Although I was now at work, in Fleet Street, we still had no spare money and had to tart it up ourselves. Our next move was to a large Edwardian house in Richmond that had not been touched since the 1930s. It had no central heating, the garden was a tangle of weeds and there was not even a proper kitchen although the vendors were intellectual snobs who would say to each other: 'Shall we speak in Latin, or Greek, today?'
Our final house in Richmond was a potentially beautiful but completely dilapidated Queen Anne house on the river. It is now worth about £4 million, but when we bought it for around £200,000 in the 1980s, we were the only idiots who would consider it. There were three or four squatters living there, trees were growing in the living room, a tenant was in the basement and the council had refused permission for two cars to park on the front, ordering us to put up railings. The lack of parking spaces meant that the house was virtually valueless but my husband fought the council for three years to get the order overturned.
He finally won, and as a result the house doubled in value overnight – and went on doubling. By now, though, we were getting divorced, and, finances halved, I moved to yet another dump in Notting Hill. Six years later I bought a wreck in Hammersmith, and after that a tired old place in Worthing.
My latest home, a large flat in Oxford, was not exactly ramshackle, but very old-fashioned and I spent years renovating this as well. The consequence is that I am one of those lucky buggers, according to the younger generation, sitting mortgage-free in my valuable pile.
Yet if we had bought that semi in New Malden, or worse, stayed in the Newcastle house, we would be worth practically nothing.
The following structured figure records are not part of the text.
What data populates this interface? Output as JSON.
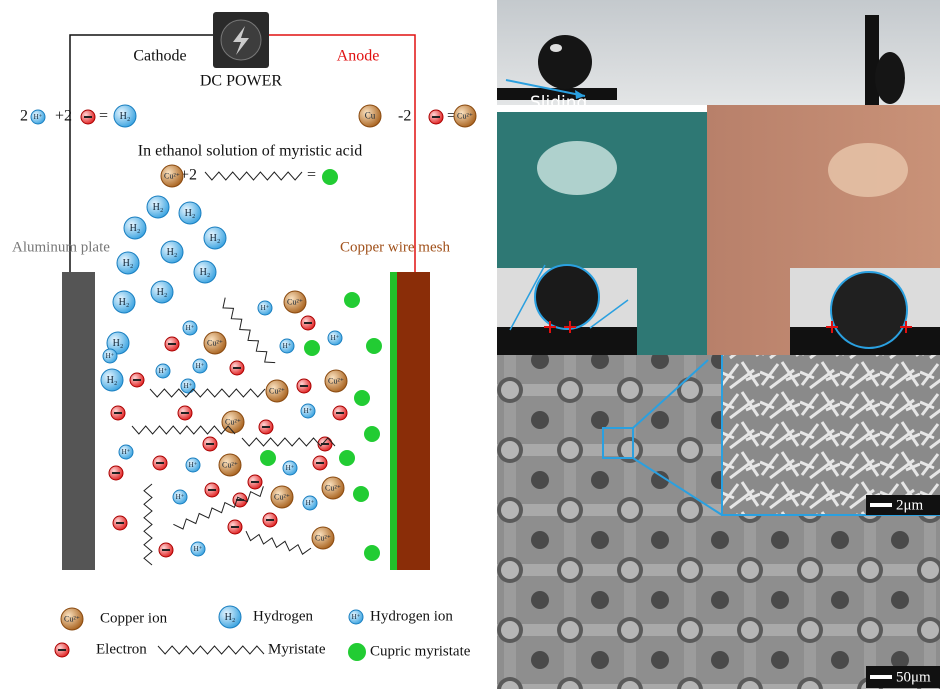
{
  "power": {
    "cathode": "Cathode",
    "anode": "Anode",
    "label": "DC POWER"
  },
  "equations": {
    "cathode": {
      "lead": "2",
      "mid": "+2",
      "eq": "="
    },
    "anode": {
      "mid": "-2",
      "eq": "="
    },
    "solution": "In ethanol solution of myristic acid",
    "reaction": {
      "mid": "+2",
      "eq": "="
    }
  },
  "electrodes": {
    "left": "Aluminum plate",
    "right": "Copper wire mesh"
  },
  "species": {
    "copper_ion": {
      "symbol": "Cu²⁺",
      "name": "Copper ion"
    },
    "copper": {
      "symbol": "Cu"
    },
    "hydrogen": {
      "symbol": "H₂",
      "name": "Hydrogen"
    },
    "hydrogen_ion": {
      "symbol": "H⁺",
      "name": "Hydrogen ion"
    },
    "electron": {
      "name": "Electron"
    },
    "myristate": {
      "name": "Myristate"
    },
    "cupric_myristate": {
      "name": "Cupric myristate"
    }
  },
  "photo": {
    "sliding": "Sliding",
    "scale_inset": "2μm",
    "scale_main": "50μm"
  }
}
It is only by making all these moves, and taking huge gambles on fetid dumps that many baby boomers have eventually become property millionaires.
This constant moving and willingness to live in temporary squalor was, I think, a unique feature of my generation. When I was growing up in St Neots, near Cambridge, nobody ever moved or did any DIY. My parents lived in the same house for over 40 years, hardly doing anything to it and it was the same with my in-laws.
Yet in my adult life I have moved house 10 times and lived in five locations in different parts of the country. Today's hedonistic householders would not be prepared to do this. My sons bought small houses about 15 years ago – with massive help from the bank of Mum and Dad, which my generation did not get – and are still living in them. They would consider it a serious infringement of their human rights to waste time going round B&Q when they could be out enjoying themselves.
But as I think all oldies will agree, I, and many of my contemporaries, have jolly well earned every brick of our glorious homes.